Après avoir contemplé le monstre, Wang finit par l’ouvrir. Le conteneur était plein à craquer. J’avais demandé plus tôt sa contenance au chauffeur : 200 tonnes. « Oh ca va ! 2000 kilos ! », m’écriais-je soulagé. « T’es sûr que tu as eu ton BAC S ? T’as pas fait BEP chaudronnerie plutôt? », me demanda Abdenour en faisant la tête d’un missionnaire découvrant Mowgli dans un arbre. 200 000 kilos de chinoiseries à décharger en 5 heures  avec nos six bras ? Impossible. « Impossible pour les Arabes. Mais vous avez un Chinois avec vous, dit Wang. Et puis t’inquiète j’ai réveillé mes filles .»

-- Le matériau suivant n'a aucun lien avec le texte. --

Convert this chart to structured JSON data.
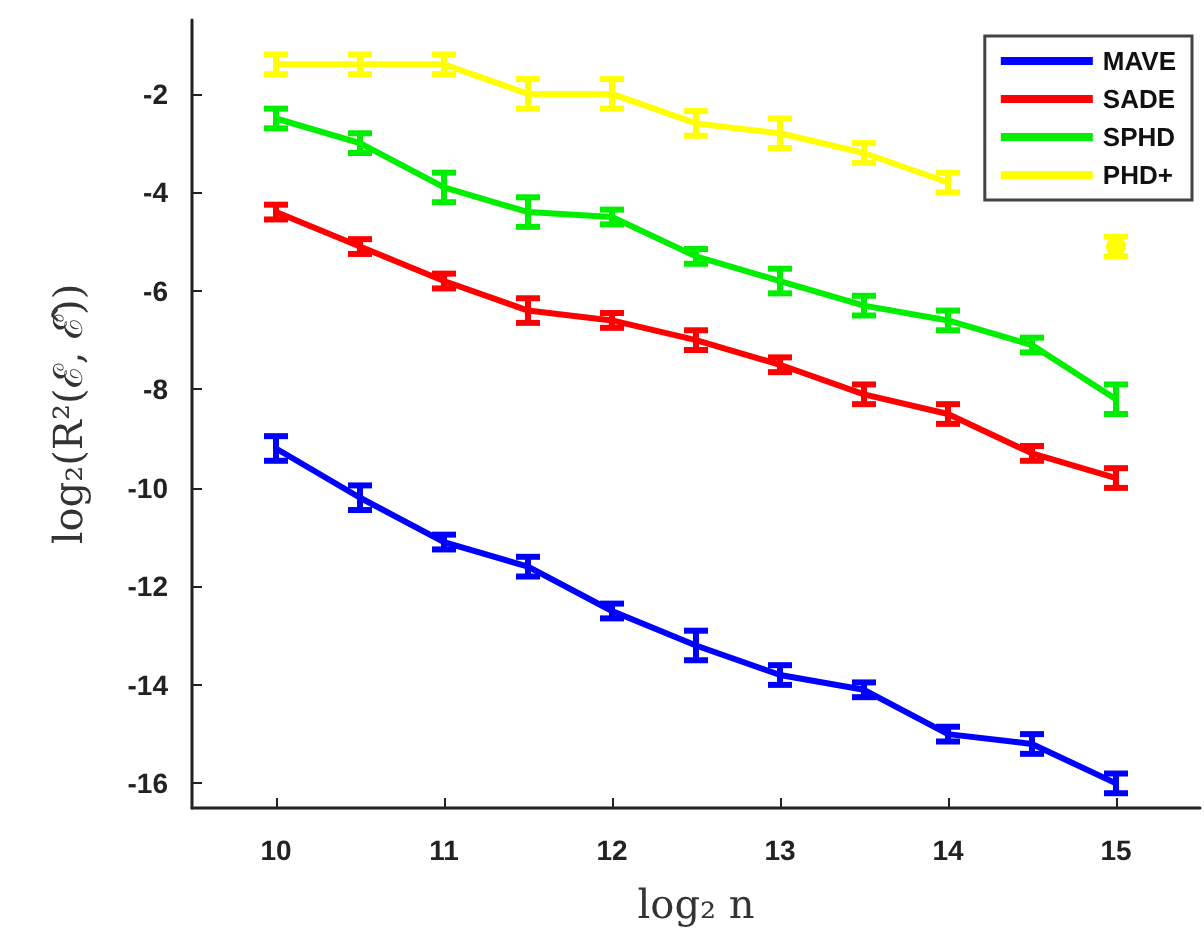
{
  "chart_data": {
    "type": "line",
    "xlabel": "log₂ n",
    "ylabel": "log₂(R²(ℰ, ℰ̂))",
    "x": [
      10,
      10.5,
      11,
      11.5,
      12,
      12.5,
      13,
      13.5,
      14,
      14.5,
      15
    ],
    "xlim": [
      9.5,
      15.5
    ],
    "xticks": [
      10,
      11,
      12,
      13,
      14,
      15
    ],
    "ylim": [
      -16.5,
      -0.5
    ],
    "yticks": [
      -16,
      -14,
      -12,
      -10,
      -8,
      -6,
      -4,
      -2
    ],
    "grid": false,
    "legend": "top right",
    "marker": "none",
    "line_style": "solid",
    "series": [
      {
        "name": "MAVE",
        "color": "#0000ff",
        "values": [
          -9.2,
          -10.2,
          -11.1,
          -11.6,
          -12.5,
          -13.2,
          -13.8,
          -14.1,
          -15.0,
          -15.2,
          -16.0
        ],
        "errors": [
          0.25,
          0.25,
          0.15,
          0.2,
          0.15,
          0.3,
          0.2,
          0.15,
          0.15,
          0.2,
          0.2
        ]
      },
      {
        "name": "SADE",
        "color": "#ff0000",
        "values": [
          -4.4,
          -5.1,
          -5.8,
          -6.4,
          -6.6,
          -7.0,
          -7.5,
          -8.1,
          -8.5,
          -9.3,
          -9.8
        ],
        "errors": [
          0.15,
          0.15,
          0.15,
          0.25,
          0.15,
          0.2,
          0.15,
          0.2,
          0.2,
          0.15,
          0.2
        ]
      },
      {
        "name": "SPHD",
        "color": "#00ee00",
        "values": [
          -2.5,
          -3.0,
          -3.9,
          -4.4,
          -4.5,
          -5.3,
          -5.8,
          -6.3,
          -6.6,
          -7.1,
          -8.2
        ],
        "errors": [
          0.2,
          0.2,
          0.3,
          0.3,
          0.15,
          0.15,
          0.25,
          0.2,
          0.2,
          0.15,
          0.3
        ]
      },
      {
        "name": "PHD+",
        "color": "#ffff00",
        "values": [
          -1.4,
          -1.4,
          -1.4,
          -2.0,
          -2.0,
          -2.6,
          -2.8,
          -3.2,
          -3.8,
          null,
          -5.1
        ],
        "errors": [
          0.2,
          0.2,
          0.2,
          0.3,
          0.3,
          0.25,
          0.3,
          0.2,
          0.2,
          null,
          0.2
        ]
      }
    ]
  }
}
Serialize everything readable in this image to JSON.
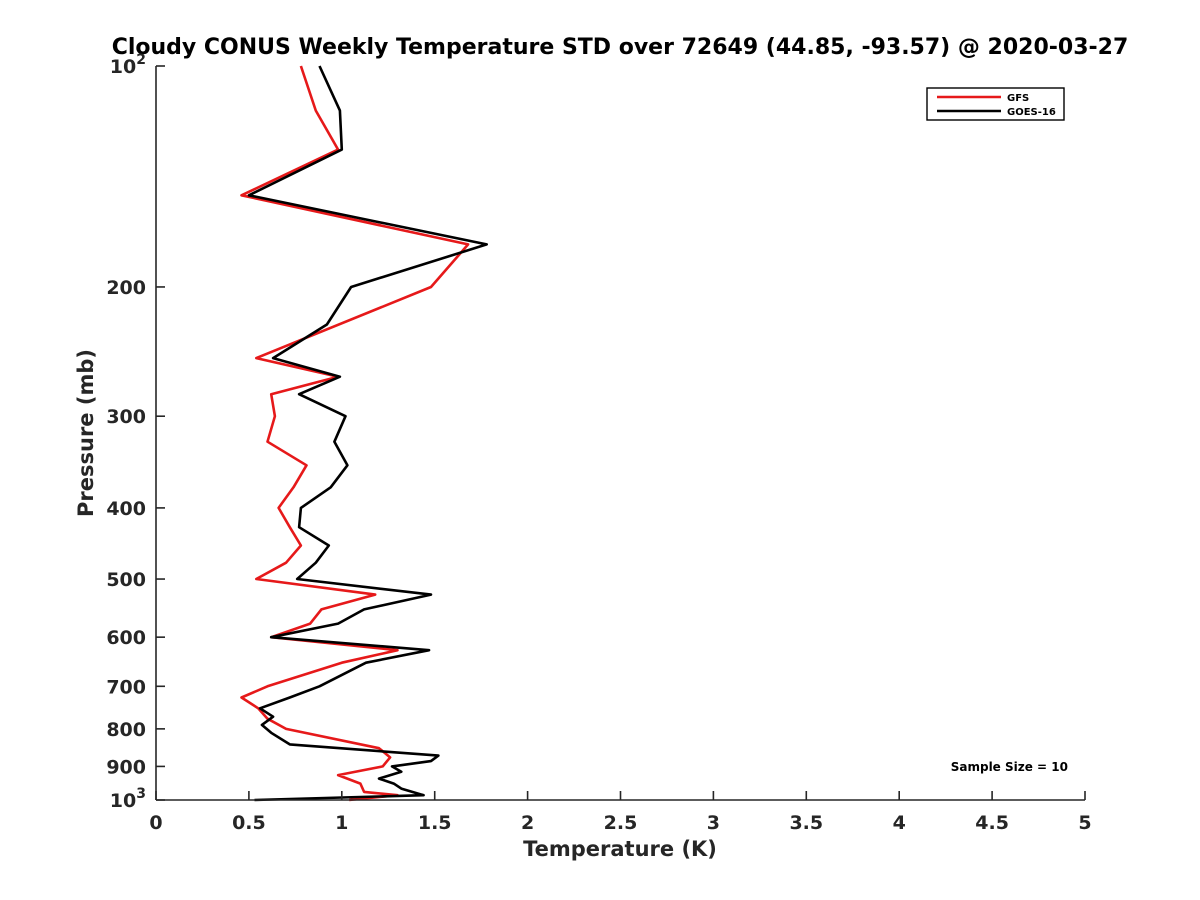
{
  "chart_data": {
    "type": "line",
    "title": "Cloudy CONUS Weekly Temperature STD over 72649 (44.85, -93.57) @ 2020-03-27",
    "xlabel": "Temperature (K)",
    "ylabel": "Pressure (mb)",
    "xlim": [
      0,
      5
    ],
    "ylim": [
      1000,
      100
    ],
    "yscale": "log",
    "y_reversed": true,
    "grid": false,
    "legend_position": "top-right",
    "x_ticks": [
      "0",
      "0.5",
      "1",
      "1.5",
      "2",
      "2.5",
      "3",
      "3.5",
      "4",
      "4.5",
      "5"
    ],
    "y_ticks": [
      {
        "value": 100,
        "base": "10",
        "exp": "2"
      },
      {
        "value": 200,
        "label": "200"
      },
      {
        "value": 300,
        "label": "300"
      },
      {
        "value": 400,
        "label": "400"
      },
      {
        "value": 500,
        "label": "500"
      },
      {
        "value": 600,
        "label": "600"
      },
      {
        "value": 700,
        "label": "700"
      },
      {
        "value": 800,
        "label": "800"
      },
      {
        "value": 900,
        "label": "900"
      },
      {
        "value": 1000,
        "base": "10",
        "exp": "3"
      }
    ],
    "annotation": "Sample Size = 10",
    "series": [
      {
        "name": "GFS",
        "color": "#e6191a",
        "points": [
          {
            "x": 0.78,
            "y": 100
          },
          {
            "x": 0.86,
            "y": 115
          },
          {
            "x": 0.98,
            "y": 130
          },
          {
            "x": 0.46,
            "y": 150
          },
          {
            "x": 1.68,
            "y": 175
          },
          {
            "x": 1.48,
            "y": 200
          },
          {
            "x": 0.54,
            "y": 250
          },
          {
            "x": 0.98,
            "y": 265
          },
          {
            "x": 0.62,
            "y": 280
          },
          {
            "x": 0.64,
            "y": 300
          },
          {
            "x": 0.6,
            "y": 325
          },
          {
            "x": 0.81,
            "y": 350
          },
          {
            "x": 0.74,
            "y": 375
          },
          {
            "x": 0.66,
            "y": 400
          },
          {
            "x": 0.72,
            "y": 425
          },
          {
            "x": 0.78,
            "y": 450
          },
          {
            "x": 0.7,
            "y": 475
          },
          {
            "x": 0.54,
            "y": 500
          },
          {
            "x": 1.18,
            "y": 525
          },
          {
            "x": 0.89,
            "y": 550
          },
          {
            "x": 0.83,
            "y": 575
          },
          {
            "x": 0.62,
            "y": 600
          },
          {
            "x": 1.3,
            "y": 625
          },
          {
            "x": 1.0,
            "y": 650
          },
          {
            "x": 0.6,
            "y": 700
          },
          {
            "x": 0.46,
            "y": 725
          },
          {
            "x": 0.55,
            "y": 750
          },
          {
            "x": 0.6,
            "y": 775
          },
          {
            "x": 0.7,
            "y": 800
          },
          {
            "x": 1.2,
            "y": 850
          },
          {
            "x": 1.26,
            "y": 875
          },
          {
            "x": 1.22,
            "y": 900
          },
          {
            "x": 0.98,
            "y": 925
          },
          {
            "x": 1.1,
            "y": 950
          },
          {
            "x": 1.12,
            "y": 975
          },
          {
            "x": 1.3,
            "y": 985
          },
          {
            "x": 1.04,
            "y": 1000
          }
        ]
      },
      {
        "name": "GOES-16",
        "color": "#000000",
        "points": [
          {
            "x": 0.88,
            "y": 100
          },
          {
            "x": 0.99,
            "y": 115
          },
          {
            "x": 1.0,
            "y": 130
          },
          {
            "x": 0.5,
            "y": 150
          },
          {
            "x": 1.78,
            "y": 175
          },
          {
            "x": 1.05,
            "y": 200
          },
          {
            "x": 0.92,
            "y": 225
          },
          {
            "x": 0.63,
            "y": 250
          },
          {
            "x": 0.99,
            "y": 265
          },
          {
            "x": 0.77,
            "y": 280
          },
          {
            "x": 1.02,
            "y": 300
          },
          {
            "x": 0.96,
            "y": 325
          },
          {
            "x": 1.03,
            "y": 350
          },
          {
            "x": 0.94,
            "y": 375
          },
          {
            "x": 0.78,
            "y": 400
          },
          {
            "x": 0.77,
            "y": 425
          },
          {
            "x": 0.93,
            "y": 450
          },
          {
            "x": 0.86,
            "y": 475
          },
          {
            "x": 0.76,
            "y": 500
          },
          {
            "x": 1.48,
            "y": 525
          },
          {
            "x": 1.12,
            "y": 550
          },
          {
            "x": 0.98,
            "y": 575
          },
          {
            "x": 0.62,
            "y": 600
          },
          {
            "x": 1.47,
            "y": 625
          },
          {
            "x": 1.13,
            "y": 650
          },
          {
            "x": 0.88,
            "y": 700
          },
          {
            "x": 0.72,
            "y": 725
          },
          {
            "x": 0.56,
            "y": 750
          },
          {
            "x": 0.63,
            "y": 770
          },
          {
            "x": 0.57,
            "y": 790
          },
          {
            "x": 0.62,
            "y": 810
          },
          {
            "x": 0.72,
            "y": 840
          },
          {
            "x": 1.52,
            "y": 870
          },
          {
            "x": 1.48,
            "y": 885
          },
          {
            "x": 1.27,
            "y": 900
          },
          {
            "x": 1.32,
            "y": 915
          },
          {
            "x": 1.2,
            "y": 935
          },
          {
            "x": 1.28,
            "y": 950
          },
          {
            "x": 1.32,
            "y": 965
          },
          {
            "x": 1.44,
            "y": 985
          },
          {
            "x": 0.53,
            "y": 1000
          }
        ]
      }
    ]
  }
}
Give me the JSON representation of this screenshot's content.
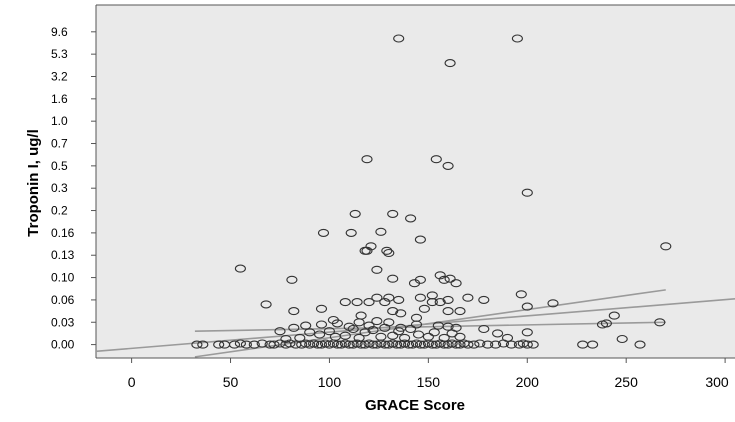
{
  "colors": {
    "plot_background": "#eaeaea",
    "frame": "#555555",
    "marker": "#333333",
    "fit_lines": "#9a9a9a",
    "text": "#000000"
  },
  "chart_data": {
    "type": "scatter",
    "title": "",
    "xlabel": "GRACE Score",
    "ylabel": "Troponin I, ug/l",
    "grid": false,
    "legend": "none",
    "marker": "open-circle",
    "xlim": [
      -18,
      305
    ],
    "xticks": [
      0,
      50,
      100,
      150,
      200,
      250,
      300
    ],
    "ytick_labels": [
      "0.00",
      "0.03",
      "0.06",
      "0.10",
      "0.13",
      "0.16",
      "0.2",
      "0.3",
      "0.5",
      "0.7",
      "1.0",
      "1.6",
      "3.2",
      "5.3",
      "9.6"
    ],
    "y_scale_note": "y axis is ordinal: equally spaced tick labels; y values below are expressed in tick-index units (0 = 0.00, 14 = 9.6)",
    "ylim_index": [
      -0.6,
      15.2
    ],
    "points": [
      [
        33,
        0
      ],
      [
        36,
        0
      ],
      [
        44,
        0
      ],
      [
        47,
        0
      ],
      [
        52,
        0
      ],
      [
        55,
        0.05
      ],
      [
        58,
        0
      ],
      [
        62,
        0
      ],
      [
        66,
        0.05
      ],
      [
        70,
        0
      ],
      [
        72,
        0
      ],
      [
        75,
        0.05
      ],
      [
        78,
        0
      ],
      [
        80,
        0.05
      ],
      [
        83,
        0
      ],
      [
        86,
        0
      ],
      [
        88,
        0.05
      ],
      [
        90,
        0
      ],
      [
        92,
        0.05
      ],
      [
        94,
        0
      ],
      [
        96,
        0
      ],
      [
        98,
        0.05
      ],
      [
        100,
        0
      ],
      [
        102,
        0.05
      ],
      [
        104,
        0
      ],
      [
        106,
        0
      ],
      [
        108,
        0.05
      ],
      [
        110,
        0
      ],
      [
        112,
        0
      ],
      [
        114,
        0.05
      ],
      [
        116,
        0
      ],
      [
        118,
        0
      ],
      [
        120,
        0.05
      ],
      [
        122,
        0
      ],
      [
        124,
        0
      ],
      [
        126,
        0.05
      ],
      [
        128,
        0
      ],
      [
        130,
        0
      ],
      [
        132,
        0.05
      ],
      [
        134,
        0
      ],
      [
        136,
        0
      ],
      [
        138,
        0.05
      ],
      [
        140,
        0
      ],
      [
        142,
        0
      ],
      [
        144,
        0.05
      ],
      [
        146,
        0
      ],
      [
        148,
        0
      ],
      [
        150,
        0.05
      ],
      [
        152,
        0
      ],
      [
        154,
        0
      ],
      [
        156,
        0.05
      ],
      [
        158,
        0
      ],
      [
        160,
        0
      ],
      [
        162,
        0.05
      ],
      [
        164,
        0
      ],
      [
        166,
        0
      ],
      [
        168,
        0.05
      ],
      [
        170,
        0
      ],
      [
        173,
        0
      ],
      [
        176,
        0.05
      ],
      [
        180,
        0
      ],
      [
        184,
        0
      ],
      [
        188,
        0.05
      ],
      [
        192,
        0
      ],
      [
        196,
        0
      ],
      [
        198,
        0.05
      ],
      [
        200,
        0
      ],
      [
        203,
        0
      ],
      [
        228,
        0
      ],
      [
        233,
        0
      ],
      [
        257,
        0
      ],
      [
        78,
        0.25
      ],
      [
        85,
        0.3
      ],
      [
        90,
        0.55
      ],
      [
        95,
        0.45
      ],
      [
        100,
        0.6
      ],
      [
        103,
        0.35
      ],
      [
        108,
        0.4
      ],
      [
        112,
        0.7
      ],
      [
        115,
        0.3
      ],
      [
        118,
        0.55
      ],
      [
        122,
        0.65
      ],
      [
        126,
        0.35
      ],
      [
        128,
        0.75
      ],
      [
        132,
        0.4
      ],
      [
        135,
        0.6
      ],
      [
        138,
        0.3
      ],
      [
        141,
        0.7
      ],
      [
        145,
        0.45
      ],
      [
        150,
        0.35
      ],
      [
        153,
        0.55
      ],
      [
        158,
        0.3
      ],
      [
        162,
        0.5
      ],
      [
        166,
        0.35
      ],
      [
        178,
        0.7
      ],
      [
        185,
        0.5
      ],
      [
        190,
        0.3
      ],
      [
        248,
        0.25
      ],
      [
        75,
        0.6
      ],
      [
        82,
        0.75
      ],
      [
        88,
        0.85
      ],
      [
        96,
        0.9
      ],
      [
        104,
        0.95
      ],
      [
        110,
        0.8
      ],
      [
        115,
        1.0
      ],
      [
        120,
        0.85
      ],
      [
        124,
        1.05
      ],
      [
        130,
        1.0
      ],
      [
        136,
        0.75
      ],
      [
        144,
        0.9
      ],
      [
        155,
        0.85
      ],
      [
        160,
        0.8
      ],
      [
        164,
        0.75
      ],
      [
        200,
        0.55
      ],
      [
        238,
        0.9
      ],
      [
        240,
        0.95
      ],
      [
        267,
        1.0
      ],
      [
        82,
        1.5
      ],
      [
        96,
        1.6
      ],
      [
        102,
        1.1
      ],
      [
        108,
        1.9
      ],
      [
        116,
        1.3
      ],
      [
        120,
        1.9
      ],
      [
        124,
        2.1
      ],
      [
        128,
        1.9
      ],
      [
        132,
        1.5
      ],
      [
        136,
        1.4
      ],
      [
        144,
        1.2
      ],
      [
        148,
        1.6
      ],
      [
        152,
        2.2
      ],
      [
        156,
        1.9
      ],
      [
        160,
        1.5
      ],
      [
        166,
        1.5
      ],
      [
        178,
        2.0
      ],
      [
        244,
        1.3
      ],
      [
        114,
        1.9
      ],
      [
        130,
        2.1
      ],
      [
        135,
        2.0
      ],
      [
        146,
        2.1
      ],
      [
        152,
        1.9
      ],
      [
        160,
        2.0
      ],
      [
        170,
        2.1
      ],
      [
        200,
        1.7
      ],
      [
        81,
        2.9
      ],
      [
        132,
        2.95
      ],
      [
        156,
        3.1
      ],
      [
        158,
        2.9
      ],
      [
        164,
        2.75
      ],
      [
        197,
        2.25
      ],
      [
        213,
        1.85
      ],
      [
        146,
        2.9
      ],
      [
        143,
        2.75
      ],
      [
        161,
        2.95
      ],
      [
        55,
        3.4
      ],
      [
        68,
        1.8
      ],
      [
        118,
        4.2
      ],
      [
        119,
        4.2
      ],
      [
        121,
        4.4
      ],
      [
        124,
        3.35
      ],
      [
        130,
        4.1
      ],
      [
        97,
        5.0
      ],
      [
        111,
        5.0
      ],
      [
        113,
        5.85
      ],
      [
        126,
        5.05
      ],
      [
        129,
        4.2
      ],
      [
        132,
        5.85
      ],
      [
        141,
        5.65
      ],
      [
        146,
        4.7
      ],
      [
        200,
        6.8
      ],
      [
        270,
        4.4
      ],
      [
        119,
        8.3
      ],
      [
        154,
        8.3
      ],
      [
        160,
        8.0
      ],
      [
        161,
        12.6
      ],
      [
        135,
        13.7
      ],
      [
        195,
        13.7
      ]
    ],
    "fit_lines": [
      {
        "x": [
          -18,
          305
        ],
        "y": [
          -0.3,
          2.05
        ]
      },
      {
        "x": [
          32,
          270
        ],
        "y": [
          -0.55,
          2.45
        ]
      },
      {
        "x": [
          32,
          270
        ],
        "y": [
          0.6,
          1.0
        ]
      }
    ]
  }
}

À ce moment là, trois petites Cosette en pyjama sortirent du restaurant, bâillant et se frottant doucement les yeux en agitant les petits grelots qui leur servaient de mains. L’une d’elle tenait son petit doudou. Derrière, leur maman les entourait amoureusement avec ses bras tout en les poussant sans ménagement dans la rue et la nuit noire. « Wang, abuse pas ! La plus vieille de tes petites a 7 ans ! », objectais-je. « Six ! répondit fièrement le père, elle fait plus grande. Elles sont en vacances, ça va les amuser de veiller. N’est ce pas mes petites chéries ? Qui veut travailler avec papa ?! »

Un « Moi !!! » général de  pure joie enfantine accueillit cette question qui aurait été stupide pour tous les autres  gamins de la planète. La plus veille des filles de Wang demanda, excitée : « Je peux coudre des chaussettes et faire la vaisselle du restaurant demain aussi, s’il te plaît papa chéri ? J’ai fini mes deux cahiers de vacances en chinois, je m’ennuie, dormir ça sert à rien. » « On verra si tu es sage », répondit mon ami. Les deux jeunes sœurs de la fayotte firent une moue de jalousie mais retroussèrent leurs manches l’air déterminé pour suer courageusement à nos côtés. Ah, il y a pas à dire, les enfants c’est l’avenir, les enfants chinois surtout.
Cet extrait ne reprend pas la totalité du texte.